If we take this approach then what we need is an JSON serialization of RDF that covers as much of the RDF model as possible and, ideally, is already as well supported as possible. From what I’ve seen the RDF/JSON serialization is actually closest to that ideal. It’s supported in a number of different parsing and serialising libraries already and only needs to be extended to support blank nodes and Named Graphs, which is trivial to do. While its not the prettiest serialization, given a vote, I’d look at standardising that and moving on to focus on the more important area: the API.

Gaining Traction

Which brings me to the last use case. Can we create a JSON serialization of RDF that will help Linked Data and RDF get some traction in the wider web development community?

The answer is no.

If you believe that the issues with gaining adoption are purely related to syntax then you’re not listening to the web developer community closely enough. While a friendlier syntax may undoubtedly help, an API would be even better. The majority of web developers these days are very happy indeed to work with tools like JQuery to handle client-side scripting. A standard JQuery extension for RDF would help adoption much more than spending months debating the best way to profile the RDF model into a clean JSON serialization.

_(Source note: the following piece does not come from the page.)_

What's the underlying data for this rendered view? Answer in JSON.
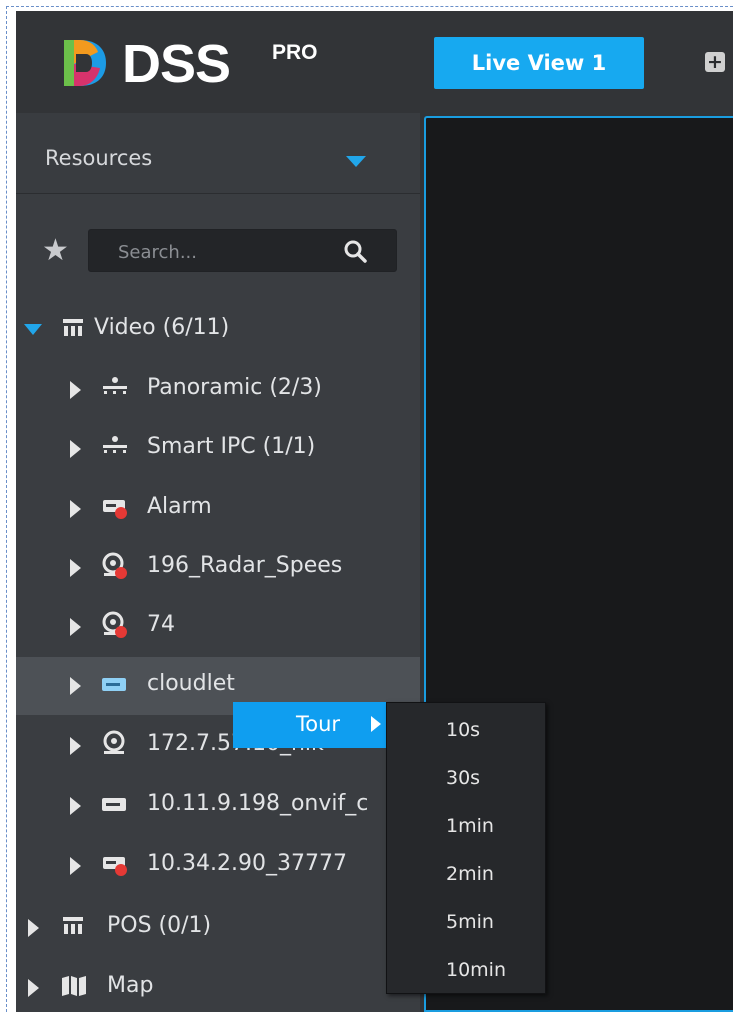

But the real issue is that we’re asking web developers to learn not just new syntax but also an entirely new way to access data: we’re asking them to use SPARQL rather than simple RESTful APIs.

While I think SPARQL is an important and powerful tool in the RDF toolchain I don’t think it should be seen as the standard way of querying RDF over the web. There’s a big data access gulf between de-referencing URIs and performing SPARQL queries. We need something to fill that space, and I think the Linked Data API fills that gap very nicely. We should be promoting a range of access options.

I have similar doubts about SPARQL Update as the standard way of updating triple stores over the web, but that’s the topic of another post.

Summing Up

As the RDF Next Working Group gets underway I think it needs to carefully prioritise its activities to ensure that we get the most out of this next phase of development and effort around the Semantic Web specifications. It’s particularly crucial right now as we’re beginning to see the ideas being adopted and embraced more widely. As I’ve tried to highlight here, I think there’s a lot of value to be had in having a standard JSON serialization of RDF. But I don’t think that there’s much merit in attempting to create a clean, simple JSON serialization that will meet everyone’s needs.

Standardising Turtle and an API for manipulating RDF data has more value in my view. RDF/JSON as a well implemented specification meets the core needs of the semantic web developer; a simple scripting API meets the needs of everyone else.